2013-08-15 14:25:48 Setting hostname hype362: [ OK ]
The following search gets rid of date, time and any digits in _raw
|rex mode=sed "s/\d{1,}//g" |rex mode=sed "s/(Jan|January|Feb|Febuary|Mar|March|Apr|April|May|Jun|June|Jul|July|Aug|August|Sep|September|Oct|October|Nov|November|Dec|December|Mon|Tue|Wed|Thu|Fri|Sat|Sun)//g" | rename _raw AS msgdigest
So the msgdigest then becomes:
<ConMan> Console [hype] log at -- :: PDT.
-- :: Setting hostname hype: [ OK ]
As my _raw message and say hype is a type of host I want to have
<ConMan> Console [] log at -- :: PDT.
-- :: Setting hostname: [ OK ]
The final goal here is to create a digest of _raw that has more detail than punct as I find that sometimes errors that are not actually similar have the same punct. So I am making hybrid of _raw and punct so to speak. I may try to make this available as an app in the long run.
I feel as though Splunk needs to have an easy way to identify values of a field inside of regex (added on to just perl re). This would make it easier to do a lot of things or at least give us more options.
You will need to use a transform.conf and props.conf. You you will do a capture and exclude the values you don't want and apply it at search time with REPORT. I didnt check my regex but this should give you some ideas.
#transform.conf
[data-anonymizer]
REGEX = (?m)^(.*\[\w[^\d])\d+(\].*)
FORMAT = $1$2
DEST_KEY = _raw
#props.conf
[yoursource]
REPORT-anonymizer=data-anonymizer
Hope this helps or gives you some ideas.

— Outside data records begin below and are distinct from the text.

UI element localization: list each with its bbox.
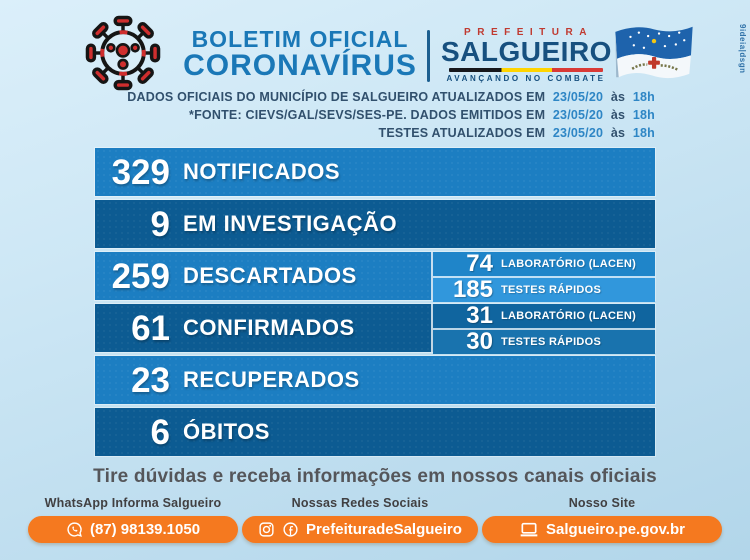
info-date: 23/05/20 [552, 108, 604, 122]
info-date: 23/05/20 [552, 90, 604, 104]
bulletin-title: BOLETIM OFICIAL CORONAVÍRUS [178, 27, 422, 81]
stat-subvalue: 74 [466, 250, 493, 277]
info-line: *FONTE: CIEVS/GAL/SEVS/SES-PE. DADOS EMI… [95, 106, 655, 124]
info-text: DADOS OFICIAIS DO MUNICÍPIO DE SALGUEIRO… [127, 90, 546, 104]
title-line-1: BOLETIM OFICIAL [191, 26, 409, 52]
stat-label: ÓBITOS [183, 419, 270, 444]
stat-value: 9 [150, 204, 170, 244]
title-line-2: CORONAVÍRUS [183, 49, 417, 83]
stat-subvalue: 185 [452, 276, 493, 303]
logo-salgueiro-text: SALGUEIRO [441, 36, 612, 67]
whatsapp-button[interactable]: (87) 98139.1050 [28, 516, 238, 543]
stat-sublabel: TESTES RÁPIDOS [501, 336, 602, 348]
stat-row-confirmados: 61 CONFIRMADOS 31 LABORATÓRIO (LACEN) 30… [95, 304, 655, 354]
info-time: 18h [632, 108, 655, 122]
stat-sublabel: TESTES RÁPIDOS [501, 284, 602, 296]
info-time: 18h [632, 126, 655, 140]
stat-subrow-laboratorio: 31 LABORATÓRIO (LACEN) [433, 304, 655, 328]
stat-label: CONFIRMADOS [183, 315, 355, 340]
stat-label: DESCARTADOS [183, 263, 357, 288]
coronavirus-icon [85, 15, 161, 91]
stat-label: EM INVESTIGAÇÃO [183, 211, 398, 236]
info-connector: às [610, 108, 626, 122]
header-divider [427, 30, 430, 82]
whatsapp-number: (87) 98139.1050 [89, 521, 201, 538]
channel-website: Nosso Site Salgueiro.pe.gov.br [482, 496, 722, 543]
stat-sublabel: LABORATÓRIO (LACEN) [501, 258, 637, 270]
channel-label: WhatsApp Informa Salgueiro [44, 496, 222, 510]
instagram-icon [259, 522, 274, 537]
info-time: 18h [632, 90, 655, 104]
stat-value: 61 [131, 308, 170, 348]
stat-value: 329 [111, 152, 170, 192]
stat-row-notificados: 329 NOTIFICADOS [95, 148, 655, 196]
channel-social: Nossas Redes Sociais PrefeituradeSalguei… [242, 496, 478, 543]
info-connector: às [610, 90, 626, 104]
stat-row-obitos: 6 ÓBITOS [95, 408, 655, 456]
prefeitura-logo: PREFEITURA SALGUEIRO AVANÇANDO NO COMBAT… [441, 27, 611, 83]
stat-subrow-laboratorio: 74 LABORATÓRIO (LACEN) [433, 252, 655, 276]
stat-value: 259 [111, 256, 170, 296]
stat-value: 23 [131, 360, 170, 400]
laptop-icon [520, 522, 538, 537]
logo-tagline: AVANÇANDO NO COMBATE [446, 74, 606, 83]
stat-subrow-testes-rapidos: 185 TESTES RÁPIDOS [433, 276, 655, 302]
stat-sublabel: LABORATÓRIO (LACEN) [501, 310, 637, 322]
channel-label: Nossas Redes Sociais [291, 496, 429, 510]
info-connector: às [610, 126, 626, 140]
website-button[interactable]: Salgueiro.pe.gov.br [482, 516, 722, 543]
salgueiro-flag-icon [615, 26, 693, 79]
stat-row-em-investigacao: 9 EM INVESTIGAÇÃO [95, 200, 655, 248]
social-media-button[interactable]: PrefeituradeSalgueiro [242, 516, 478, 543]
info-text: TESTES ATUALIZADOS EM [378, 126, 546, 140]
data-source-info: DADOS OFICIAIS DO MUNICÍPIO DE SALGUEIRO… [95, 88, 655, 142]
statistics-list: 329 NOTIFICADOS 9 EM INVESTIGAÇÃO 259 DE… [95, 148, 655, 460]
footer-headline: Tire dúvidas e receba informações em nos… [93, 466, 657, 487]
channel-whatsapp: WhatsApp Informa Salgueiro (87) 98139.10… [28, 496, 238, 543]
official-channels: WhatsApp Informa Salgueiro (87) 98139.10… [28, 496, 722, 543]
stat-label: RECUPERADOS [183, 367, 360, 392]
stat-value: 6 [150, 412, 170, 452]
stat-subpanel: 74 LABORATÓRIO (LACEN) 185 TESTES RÁPIDO… [431, 252, 655, 302]
stat-row-recuperados: 23 RECUPERADOS [95, 356, 655, 404]
website-url: Salgueiro.pe.gov.br [546, 521, 685, 538]
channel-label: Nosso Site [568, 496, 636, 510]
info-line: DADOS OFICIAIS DO MUNICÍPIO DE SALGUEIRO… [95, 88, 655, 106]
stat-subvalue: 30 [466, 328, 493, 355]
stat-subpanel: 31 LABORATÓRIO (LACEN) 30 TESTES RÁPIDOS [431, 304, 655, 354]
stat-label: NOTIFICADOS [183, 159, 341, 184]
info-date: 23/05/20 [552, 126, 604, 140]
stat-subrow-testes-rapidos: 30 TESTES RÁPIDOS [433, 328, 655, 354]
logo-color-stripe [449, 68, 603, 72]
logo-prefeitura-text: PREFEITURA [464, 27, 593, 38]
info-line: TESTES ATUALIZADOS EM 23/05/20 às 18h [95, 124, 655, 142]
stat-subvalue: 31 [466, 302, 493, 329]
stat-row-descartados: 259 DESCARTADOS 74 LABORATÓRIO (LACEN) 1… [95, 252, 655, 302]
info-text: *FONTE: CIEVS/GAL/SEVS/SES-PE. DADOS EMI… [189, 108, 546, 122]
facebook-icon [283, 522, 298, 537]
designer-watermark: 9ideia|dsgn [738, 24, 747, 74]
whatsapp-icon [67, 522, 82, 537]
social-handle: PrefeituradeSalgueiro [306, 521, 462, 538]
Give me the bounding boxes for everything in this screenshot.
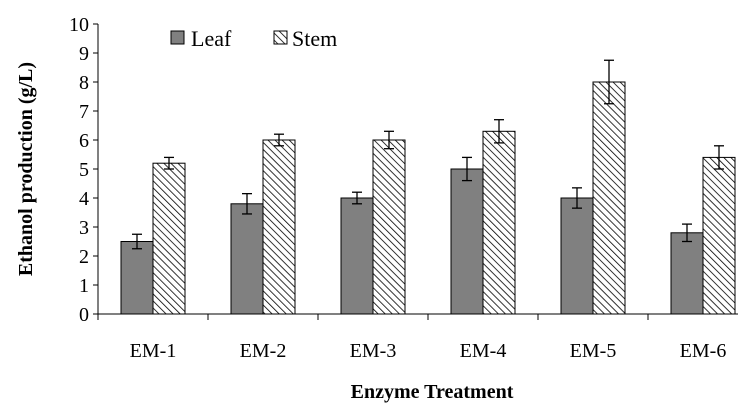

Dont forget to vote and accept answers that help.
Cheers
I tried to create two capture groups .
$1 =
2013-08-15 14:25:48 Setting hostname hype362: [ OK ]. The two capture groups exclude the 33 value. using format = $1$1 to replace _raw the event should contain the whole event excluding 33. I know this works during indexing phase and should doing search.
Can you explain a little more what you are doing with the regex?
Fear not, I'm in the process of getting access to those files so it may take a day or two.
If I assume correctly, you want to remove whatever's between the []. In your example of
Console [hype] log at -- :: PDT.
You want to get rid of the word hype.
I ran the following regex on for you on http://gskinner.com/RegExr/ on the above line
(?<=\[).*?(?=\])
This uses a positive lookbehind and a positive lookahead to search for the first [ and the first ] symbol and select everything in between. You could use this to do a find/replace and replace the text selected by the regex with nothing to get rid of it.
I'm afraid this will only cover a few cases the [] do not always have anything to do with the field I also want to get rid of stuff like user names with aren't ever in brackets. Thanks for trying.